- Theatrical release poster
- Directed by: Rakesh Madhavan
- Produced by: Marlapalli Srinivasulu; D. Venugopal;
- Starring: Master Mahendran; Yashna Muthuluri; Anil Inamadugu;
- Cinematography: Sravan G. Kumar
- Edited by: Sravan G. Kumar
- Music by: Mark Prashanth
- Production company: LS Productions
- Distributed by: Global Cinemas
- Release date: 2 January 2026;
- Country: India
- Language: Telugu

= Nilakanta (film) =

Indian Telugu-language drama film

Nilakanta: The Essence of Karma is a 2026 Indian Telugu-language action drama film written and directed by Rakesh Madhavan. The film stars Master Mahendran in the titular role, with Yashna Muthuluri, Neha Pathan, Sneha Ullal, Subhalekha Sudhakar, Ramki, and Babloo Prithiveeraj in supporting roles. It was produced by Marlapalli Srinivasulu and D. Venugopal under the banners LS Productions and Global Cinemas. The film was theatrically released on 2 January 2026.

== Cast ==

- Master Mahendran as Nilakanta
- Yashna Muthuluri as Seetha
- Neha Pathan
- Anil Inamadugu
- Sneha Ullal
- Subhalekha Sudhakar
- Ramki
- Babloo Prithiveeraj
- Surabhi Prabhavathi
- Kancharapalem Raju

== Production ==
The film written and directed by Rakesh Madhavan. It was produced by Marlapalli Srinivasulu and D. Venugopal under the banners LS Productions and Global Cinemas, with Anil Inamadugu serving as executive producer.

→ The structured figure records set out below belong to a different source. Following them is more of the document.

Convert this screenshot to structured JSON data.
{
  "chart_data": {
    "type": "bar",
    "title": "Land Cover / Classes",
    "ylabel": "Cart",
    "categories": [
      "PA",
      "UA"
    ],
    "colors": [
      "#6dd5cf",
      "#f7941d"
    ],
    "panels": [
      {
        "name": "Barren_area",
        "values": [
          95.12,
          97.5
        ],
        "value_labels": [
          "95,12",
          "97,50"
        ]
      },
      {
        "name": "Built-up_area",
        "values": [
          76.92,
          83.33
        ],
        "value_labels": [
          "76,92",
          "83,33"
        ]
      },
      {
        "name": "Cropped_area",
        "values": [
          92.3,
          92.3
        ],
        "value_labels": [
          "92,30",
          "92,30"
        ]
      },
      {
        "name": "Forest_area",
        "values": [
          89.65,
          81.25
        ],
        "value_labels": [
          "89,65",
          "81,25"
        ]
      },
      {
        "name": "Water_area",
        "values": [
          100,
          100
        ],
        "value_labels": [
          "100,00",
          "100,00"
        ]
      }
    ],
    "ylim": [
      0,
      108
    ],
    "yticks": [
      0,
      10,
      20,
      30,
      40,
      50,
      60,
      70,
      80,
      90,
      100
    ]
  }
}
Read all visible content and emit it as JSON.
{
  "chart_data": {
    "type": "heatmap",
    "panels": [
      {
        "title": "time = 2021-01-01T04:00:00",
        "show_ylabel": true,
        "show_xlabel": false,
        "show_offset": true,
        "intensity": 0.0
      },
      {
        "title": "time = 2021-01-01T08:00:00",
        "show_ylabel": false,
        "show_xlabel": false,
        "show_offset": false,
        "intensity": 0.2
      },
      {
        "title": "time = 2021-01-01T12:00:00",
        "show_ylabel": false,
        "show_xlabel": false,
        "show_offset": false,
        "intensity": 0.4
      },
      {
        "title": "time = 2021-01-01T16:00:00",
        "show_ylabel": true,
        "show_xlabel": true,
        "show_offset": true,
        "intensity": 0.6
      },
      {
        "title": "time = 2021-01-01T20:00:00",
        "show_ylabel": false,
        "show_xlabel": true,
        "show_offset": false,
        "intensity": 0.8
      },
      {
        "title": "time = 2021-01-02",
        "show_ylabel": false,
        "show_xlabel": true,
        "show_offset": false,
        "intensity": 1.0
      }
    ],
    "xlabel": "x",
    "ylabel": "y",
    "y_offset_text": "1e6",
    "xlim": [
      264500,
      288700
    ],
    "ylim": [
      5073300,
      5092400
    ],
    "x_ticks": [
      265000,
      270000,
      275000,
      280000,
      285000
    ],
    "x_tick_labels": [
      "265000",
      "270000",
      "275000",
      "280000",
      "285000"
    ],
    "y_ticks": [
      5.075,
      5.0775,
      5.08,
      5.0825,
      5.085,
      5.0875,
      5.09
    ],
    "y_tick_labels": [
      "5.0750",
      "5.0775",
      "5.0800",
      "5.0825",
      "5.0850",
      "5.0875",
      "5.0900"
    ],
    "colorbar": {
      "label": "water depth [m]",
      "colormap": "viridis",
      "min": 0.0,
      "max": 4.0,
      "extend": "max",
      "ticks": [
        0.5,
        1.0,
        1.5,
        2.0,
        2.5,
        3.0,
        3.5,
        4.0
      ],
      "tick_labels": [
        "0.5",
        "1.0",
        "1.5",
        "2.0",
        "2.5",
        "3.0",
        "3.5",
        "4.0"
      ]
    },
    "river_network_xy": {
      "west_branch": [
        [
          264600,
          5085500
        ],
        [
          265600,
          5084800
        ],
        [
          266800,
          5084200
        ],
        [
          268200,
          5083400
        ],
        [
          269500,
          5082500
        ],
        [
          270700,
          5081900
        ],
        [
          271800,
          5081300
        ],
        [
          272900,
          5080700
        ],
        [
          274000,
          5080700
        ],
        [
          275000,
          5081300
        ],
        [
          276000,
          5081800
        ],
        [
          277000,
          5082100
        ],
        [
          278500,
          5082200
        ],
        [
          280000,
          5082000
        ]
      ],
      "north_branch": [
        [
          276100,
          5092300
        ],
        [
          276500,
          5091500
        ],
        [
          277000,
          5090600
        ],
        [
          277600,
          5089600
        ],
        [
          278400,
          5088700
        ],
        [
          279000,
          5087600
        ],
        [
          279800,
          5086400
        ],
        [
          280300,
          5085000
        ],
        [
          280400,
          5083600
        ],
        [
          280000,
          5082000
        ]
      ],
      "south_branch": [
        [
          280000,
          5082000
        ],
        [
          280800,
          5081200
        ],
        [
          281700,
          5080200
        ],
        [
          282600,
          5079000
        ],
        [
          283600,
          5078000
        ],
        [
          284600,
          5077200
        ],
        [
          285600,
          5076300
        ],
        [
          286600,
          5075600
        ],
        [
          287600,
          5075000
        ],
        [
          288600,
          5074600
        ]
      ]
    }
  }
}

The music is composed by Mark Prashanth, and cinematography is by Sravan G. Kumar.

== Soundtrack ==

| No. | Title | Lyrics | Singer(s) |
|---|---|---|---|
| 1 | Ee Prema | Anil Inamadugu | Haricharan |
| 2 | Jara Saiga Chesi | Guduru Krishna | Geetha Madhuri |
| 3 | Kaalam Edho | Anil Inamadugu | Vaikom Vijayalakshmi |
| 4 | Kabaddi Theme | Anil Inamadugu | Venky, Vinay, Maruthi, Gautham |
| 5 | Vellake Vellake Sakhiya | Anil Inamadugu | Karthik, Jayasri Pallem |
| 6 | Jathara Theme | Anil Inamadugu | Venky, Vinay, Maruthi, Gautham |
| 7 | Nilakanta Title Track | Anil Inamadugu | Mark Prashanth |
| 8 | Daatipora | Anil Inamadugu | Vaikom Vijayalakshmi |

== Reception ==
The Hans India critic wrote that "A solid rural drama that strikes the right chord to begin the new year on a winning note." rated three out of five stars.

Times Now critic stated that "Overall, the movie 'Neelakantha' is a rural emotional sports drama with good commercial elements! 'Neelakantha' is a movie that gives a good break to Mahendran as an actor and hero".

Zee News wrote that " 'Neelkantha'.. Commercial elements with sports content movie.. ".